All media is time-based; A piece of fruit can be turned or wrung; an event erupted;
an evening slowed. In every case, a river runs.

Baldwin Lew, an artist who wonders if he’s missing his collective, elevates and
underscores our relations. His is the happy chaos of making things happen from the things to hand. At turns host, guest, and irreverent spectator, he offers a radical hospitality that helps us to mean. With the crack of a bottle against the bow of a boat, time is launched and stretched out, and we are seated, invited to make an occurrence, take a story for telling.

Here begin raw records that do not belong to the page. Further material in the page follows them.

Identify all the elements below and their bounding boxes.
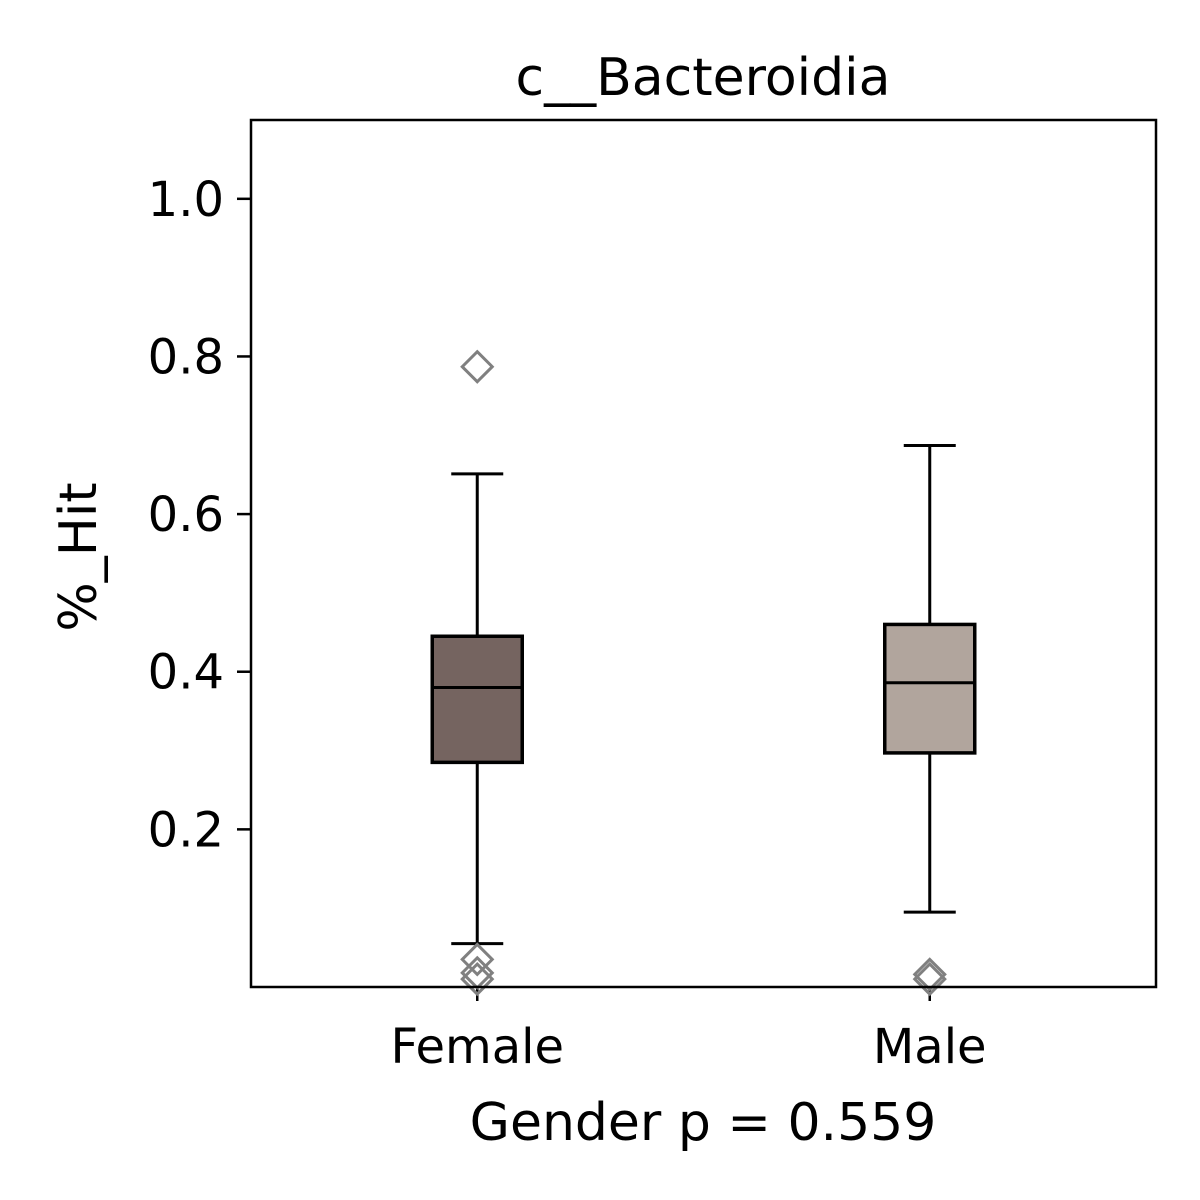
plot-frame xyxy=(249,118,1158,989)
chart-title: c__Bacteroidia xyxy=(516,48,891,108)
outlier-point xyxy=(460,349,495,384)
x-tick-label: Female xyxy=(390,1019,564,1075)
y-tick-label: 0.8 xyxy=(148,329,224,385)
iqr-box xyxy=(883,622,977,755)
outlier-point xyxy=(912,957,947,992)
box-male xyxy=(883,444,977,997)
box-female xyxy=(430,349,524,997)
y-axis: 0.2 0.4 0.6 0.8 1.0 xyxy=(148,172,251,858)
y-tick-label: 0.4 xyxy=(148,645,224,701)
y-axis-label: %_Hit xyxy=(49,482,109,631)
x-axis: Female Male xyxy=(390,987,987,1075)
y-tick-label: 0.2 xyxy=(148,802,224,858)
y-tick-label: 1.0 xyxy=(148,172,224,228)
outlier-point xyxy=(912,961,947,997)
outlier-point xyxy=(460,961,495,997)
x-tick-label: Male xyxy=(873,1019,987,1075)
outlier-point xyxy=(460,942,495,977)
x-axis-label: Gender p = 0.559 xyxy=(470,1093,937,1153)
y-tick-label: 0.6 xyxy=(148,487,224,543)
plot-marks xyxy=(430,349,977,997)
iqr-box xyxy=(430,634,524,765)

Peripatetic, opulent, but also pastoral, Baldwin Lew channels Dan Graham’s
pronouncemen that all artists “dream of doing something that’s more social, more collaborative, and more real than art.” But within this practice, which often positions agrarian means within an artworld setting, Dean also works to unsettle the structural and social dynamics of a community that privileges its exclusion, its difference. He trades the expected lobster for an invasive crawfish, in River Restaurant; he landlocks a yacht – for the benefit of
those without yachts – in Queen West Yacht Club; he fashions Chalet from a
museums previous installation refuse. For the transient Bar Piano, made from a throw-away baby grand, and disembowelled of its harp and strings before being limned with liquor, Dean
passes the bartender’s shoulder cloth to friends and visitors, removing himself from its service so others might navigate their newfound work. Applying a palette of aristocracy, Baldwin Lew sneaks us in and then hoists us up, so that we might enjoy the view.

Dean Baldwin Lew (b. 1973) gambols across installation, performance, and photographic media. Toronto-born and Montreal-based, he iterates on themes of hospitality, conviviality, performative still-life, and the structural discrepancies around which we pivot. He has exhibited in Rome, Tasmania, London, Mumbai, New York City, Los Angeles,
Quebec City, and Winnipeg, among others.